Madame de Sade a tout pardonné, tout oublié. Elle se met en campagne, dépense l’argent sans compter, recrute des estafiers, achète des gardiens et fait évader son mari le trente avril 1773. Avant de quitter sa chambre, M. de Sade laisse sur la table une lettre pour le commandant du fort, M. de Launay, où il s’excuse avec beaucoup d’aménité de la liberté grande.
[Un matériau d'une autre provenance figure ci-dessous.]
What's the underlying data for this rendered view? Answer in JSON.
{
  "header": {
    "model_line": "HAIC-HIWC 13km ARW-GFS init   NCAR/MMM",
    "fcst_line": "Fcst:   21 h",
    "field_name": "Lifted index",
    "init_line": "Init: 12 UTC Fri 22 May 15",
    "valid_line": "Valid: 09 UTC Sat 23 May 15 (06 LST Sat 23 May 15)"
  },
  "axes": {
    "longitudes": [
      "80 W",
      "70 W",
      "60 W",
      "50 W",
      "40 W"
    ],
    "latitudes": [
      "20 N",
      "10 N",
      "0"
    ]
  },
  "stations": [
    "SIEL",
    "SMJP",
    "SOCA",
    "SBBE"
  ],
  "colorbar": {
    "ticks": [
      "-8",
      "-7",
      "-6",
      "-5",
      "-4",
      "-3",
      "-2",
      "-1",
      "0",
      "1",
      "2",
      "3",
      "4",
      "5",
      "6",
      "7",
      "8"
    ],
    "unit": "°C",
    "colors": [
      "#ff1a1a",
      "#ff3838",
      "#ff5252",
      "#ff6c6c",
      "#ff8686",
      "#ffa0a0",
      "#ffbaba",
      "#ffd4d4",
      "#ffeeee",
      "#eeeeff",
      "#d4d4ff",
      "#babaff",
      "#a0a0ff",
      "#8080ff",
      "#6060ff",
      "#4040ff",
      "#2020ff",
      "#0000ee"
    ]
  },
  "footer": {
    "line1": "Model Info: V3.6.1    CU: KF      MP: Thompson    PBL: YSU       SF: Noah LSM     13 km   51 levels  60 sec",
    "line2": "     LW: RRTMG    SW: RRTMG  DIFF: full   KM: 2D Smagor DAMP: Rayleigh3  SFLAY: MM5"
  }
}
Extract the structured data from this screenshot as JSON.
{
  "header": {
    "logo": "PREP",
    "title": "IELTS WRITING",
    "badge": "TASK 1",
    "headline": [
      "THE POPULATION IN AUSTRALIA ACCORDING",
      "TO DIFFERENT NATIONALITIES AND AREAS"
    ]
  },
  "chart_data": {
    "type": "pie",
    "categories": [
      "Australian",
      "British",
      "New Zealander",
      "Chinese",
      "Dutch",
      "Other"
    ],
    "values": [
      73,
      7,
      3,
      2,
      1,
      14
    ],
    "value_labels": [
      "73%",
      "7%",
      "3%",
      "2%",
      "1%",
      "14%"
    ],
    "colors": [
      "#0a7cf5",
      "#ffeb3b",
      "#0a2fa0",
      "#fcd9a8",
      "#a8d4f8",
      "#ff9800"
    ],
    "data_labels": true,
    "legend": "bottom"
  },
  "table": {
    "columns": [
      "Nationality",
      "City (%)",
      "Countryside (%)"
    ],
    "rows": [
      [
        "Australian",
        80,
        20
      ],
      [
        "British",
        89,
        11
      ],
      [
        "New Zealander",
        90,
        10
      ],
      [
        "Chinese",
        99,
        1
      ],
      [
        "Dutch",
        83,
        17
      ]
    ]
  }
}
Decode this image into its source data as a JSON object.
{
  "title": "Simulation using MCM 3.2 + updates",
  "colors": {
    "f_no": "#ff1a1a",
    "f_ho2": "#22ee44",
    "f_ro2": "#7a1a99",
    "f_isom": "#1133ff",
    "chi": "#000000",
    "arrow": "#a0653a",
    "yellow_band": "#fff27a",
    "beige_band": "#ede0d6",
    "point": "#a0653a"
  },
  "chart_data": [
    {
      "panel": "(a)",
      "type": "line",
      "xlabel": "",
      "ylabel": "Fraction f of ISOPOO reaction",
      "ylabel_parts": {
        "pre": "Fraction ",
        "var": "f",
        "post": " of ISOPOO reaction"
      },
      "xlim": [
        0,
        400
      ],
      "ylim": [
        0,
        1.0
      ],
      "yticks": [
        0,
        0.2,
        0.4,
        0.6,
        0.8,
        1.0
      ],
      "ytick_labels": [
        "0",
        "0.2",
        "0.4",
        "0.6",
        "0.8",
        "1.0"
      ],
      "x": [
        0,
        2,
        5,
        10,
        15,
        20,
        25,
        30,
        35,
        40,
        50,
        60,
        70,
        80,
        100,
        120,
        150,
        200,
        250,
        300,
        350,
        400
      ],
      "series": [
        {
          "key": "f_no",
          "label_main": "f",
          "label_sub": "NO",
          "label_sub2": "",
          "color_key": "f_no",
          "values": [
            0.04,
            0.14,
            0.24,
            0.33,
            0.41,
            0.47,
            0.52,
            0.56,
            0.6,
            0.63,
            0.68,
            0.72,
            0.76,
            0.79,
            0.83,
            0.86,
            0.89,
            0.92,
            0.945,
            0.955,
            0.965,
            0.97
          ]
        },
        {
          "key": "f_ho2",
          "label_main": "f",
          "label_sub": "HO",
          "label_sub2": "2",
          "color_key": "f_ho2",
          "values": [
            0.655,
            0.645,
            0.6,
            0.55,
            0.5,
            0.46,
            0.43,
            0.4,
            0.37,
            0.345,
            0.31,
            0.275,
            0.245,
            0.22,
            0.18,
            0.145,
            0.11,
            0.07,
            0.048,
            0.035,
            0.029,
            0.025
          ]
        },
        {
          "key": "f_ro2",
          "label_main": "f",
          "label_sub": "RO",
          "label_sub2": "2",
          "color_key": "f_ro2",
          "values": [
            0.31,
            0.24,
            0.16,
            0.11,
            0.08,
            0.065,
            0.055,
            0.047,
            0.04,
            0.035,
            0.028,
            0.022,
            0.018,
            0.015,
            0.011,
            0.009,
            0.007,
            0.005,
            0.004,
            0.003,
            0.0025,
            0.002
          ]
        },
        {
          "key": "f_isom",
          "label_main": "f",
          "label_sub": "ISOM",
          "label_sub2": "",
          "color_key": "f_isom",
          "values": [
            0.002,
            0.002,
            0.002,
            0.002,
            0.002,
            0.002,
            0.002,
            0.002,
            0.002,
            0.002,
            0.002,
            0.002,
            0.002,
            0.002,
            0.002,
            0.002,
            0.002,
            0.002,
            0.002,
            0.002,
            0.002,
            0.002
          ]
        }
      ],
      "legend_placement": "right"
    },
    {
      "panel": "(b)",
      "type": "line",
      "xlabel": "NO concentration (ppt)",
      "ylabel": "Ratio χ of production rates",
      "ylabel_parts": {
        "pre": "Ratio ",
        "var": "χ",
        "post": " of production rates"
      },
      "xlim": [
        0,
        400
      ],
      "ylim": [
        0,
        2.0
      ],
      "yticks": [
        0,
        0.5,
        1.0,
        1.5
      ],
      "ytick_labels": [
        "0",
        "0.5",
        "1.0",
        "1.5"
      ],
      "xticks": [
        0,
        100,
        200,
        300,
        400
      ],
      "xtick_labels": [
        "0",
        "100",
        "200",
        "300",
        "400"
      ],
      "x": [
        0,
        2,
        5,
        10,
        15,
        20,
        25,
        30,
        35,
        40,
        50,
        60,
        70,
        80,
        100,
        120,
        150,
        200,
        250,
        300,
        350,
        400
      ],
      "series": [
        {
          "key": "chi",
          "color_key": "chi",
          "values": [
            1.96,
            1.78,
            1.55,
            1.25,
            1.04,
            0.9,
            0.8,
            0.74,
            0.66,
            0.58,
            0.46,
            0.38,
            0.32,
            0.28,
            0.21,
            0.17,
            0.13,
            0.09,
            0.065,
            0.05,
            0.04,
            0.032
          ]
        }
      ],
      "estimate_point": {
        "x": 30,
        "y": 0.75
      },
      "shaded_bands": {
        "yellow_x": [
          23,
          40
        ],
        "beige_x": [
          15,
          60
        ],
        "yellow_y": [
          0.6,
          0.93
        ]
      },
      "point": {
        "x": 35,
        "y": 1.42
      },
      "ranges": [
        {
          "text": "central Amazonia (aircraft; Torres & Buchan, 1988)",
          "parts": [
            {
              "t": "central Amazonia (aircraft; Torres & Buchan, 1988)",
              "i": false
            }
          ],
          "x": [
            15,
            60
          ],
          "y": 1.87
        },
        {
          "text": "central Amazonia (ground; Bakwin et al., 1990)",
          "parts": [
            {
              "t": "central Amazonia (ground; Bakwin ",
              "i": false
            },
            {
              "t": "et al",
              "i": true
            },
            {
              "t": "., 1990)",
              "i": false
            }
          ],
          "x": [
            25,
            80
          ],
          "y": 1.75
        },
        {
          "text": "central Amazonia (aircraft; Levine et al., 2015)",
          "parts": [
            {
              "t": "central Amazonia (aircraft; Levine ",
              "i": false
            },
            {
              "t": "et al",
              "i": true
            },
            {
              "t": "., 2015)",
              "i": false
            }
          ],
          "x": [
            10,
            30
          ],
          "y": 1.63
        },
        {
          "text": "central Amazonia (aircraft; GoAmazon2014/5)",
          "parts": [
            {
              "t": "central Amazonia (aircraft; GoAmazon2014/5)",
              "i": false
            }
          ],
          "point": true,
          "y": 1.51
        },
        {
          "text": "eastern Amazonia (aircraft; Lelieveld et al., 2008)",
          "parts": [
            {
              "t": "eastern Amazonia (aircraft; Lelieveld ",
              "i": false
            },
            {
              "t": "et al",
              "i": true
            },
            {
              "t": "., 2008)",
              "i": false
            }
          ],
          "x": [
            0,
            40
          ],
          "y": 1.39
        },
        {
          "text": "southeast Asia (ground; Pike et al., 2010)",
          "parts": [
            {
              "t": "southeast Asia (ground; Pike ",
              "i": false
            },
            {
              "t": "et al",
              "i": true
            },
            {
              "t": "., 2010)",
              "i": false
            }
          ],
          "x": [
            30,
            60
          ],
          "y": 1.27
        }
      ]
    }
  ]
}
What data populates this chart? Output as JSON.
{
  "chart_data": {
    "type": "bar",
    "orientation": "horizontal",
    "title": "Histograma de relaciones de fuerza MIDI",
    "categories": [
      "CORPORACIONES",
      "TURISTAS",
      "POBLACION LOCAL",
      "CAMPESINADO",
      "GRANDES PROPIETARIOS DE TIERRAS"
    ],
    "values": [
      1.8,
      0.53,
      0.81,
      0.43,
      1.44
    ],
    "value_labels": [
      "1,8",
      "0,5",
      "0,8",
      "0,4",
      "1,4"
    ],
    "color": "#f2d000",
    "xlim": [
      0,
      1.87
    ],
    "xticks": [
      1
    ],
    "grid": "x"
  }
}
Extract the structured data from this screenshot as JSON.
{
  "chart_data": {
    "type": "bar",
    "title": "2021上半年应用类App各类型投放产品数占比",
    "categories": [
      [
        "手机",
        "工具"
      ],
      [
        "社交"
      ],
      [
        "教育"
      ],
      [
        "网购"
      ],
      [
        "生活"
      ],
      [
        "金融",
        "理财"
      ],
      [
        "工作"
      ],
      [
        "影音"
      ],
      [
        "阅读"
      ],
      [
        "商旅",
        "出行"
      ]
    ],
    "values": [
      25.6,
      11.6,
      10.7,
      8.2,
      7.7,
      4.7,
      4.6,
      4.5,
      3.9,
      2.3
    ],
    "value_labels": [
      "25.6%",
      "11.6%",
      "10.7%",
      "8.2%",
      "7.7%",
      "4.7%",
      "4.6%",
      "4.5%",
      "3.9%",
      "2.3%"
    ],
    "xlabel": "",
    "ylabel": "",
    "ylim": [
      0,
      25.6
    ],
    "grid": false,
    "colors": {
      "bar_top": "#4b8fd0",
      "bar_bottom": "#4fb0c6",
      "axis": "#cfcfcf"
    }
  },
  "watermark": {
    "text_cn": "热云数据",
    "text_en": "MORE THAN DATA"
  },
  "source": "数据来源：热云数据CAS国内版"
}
Les aventures de M. de Sade ne prennent cependant pas fin avec la longue période dont on lira ci-après les annales, et le fonds d’où est tiré la matière de ce livre contient encore de lui deux lettres qui sont postérieures à l’an VIII. Elles ont été écrites de la maison des fous de Charenton où le marquis fut interné, après un court séjour à Bicêtre et par ordre du premier consul, à la suite de la publication de « Zoloë et ses deux acolytes ». Cette maison était dirigée par M. de Coulmiers, et le marquis était devenu surintendant des jeux et spectacles de cet étrange hospice où l’on traitait la folie par la joie. Mais ce n’étaient pas seulement les fous qui prenaient part aux divertissements offerts par M. de Coulmiers. Le théâtre dont M. de Sade était à la fois le régisseur et le maître de scène était fréquenté par l’élite de la société. C’est le marquis qui envoyait les billets d’invitation et recevait les spectatrices. Il n’a jamais connu emploi aussi brillant et qui lui convînt mieux depuis l’âge lointain où il faisait jouer la comédie en son château de la Coste, et rien n’est plus extravagant que l’anecdote qui nous représente ce septuagénaire recevant de belles visiteuses sur le seuil de son cabanon et traçant du bout de sa canne, tandis qu’il les entretient, des dessins obscènes dans le sable.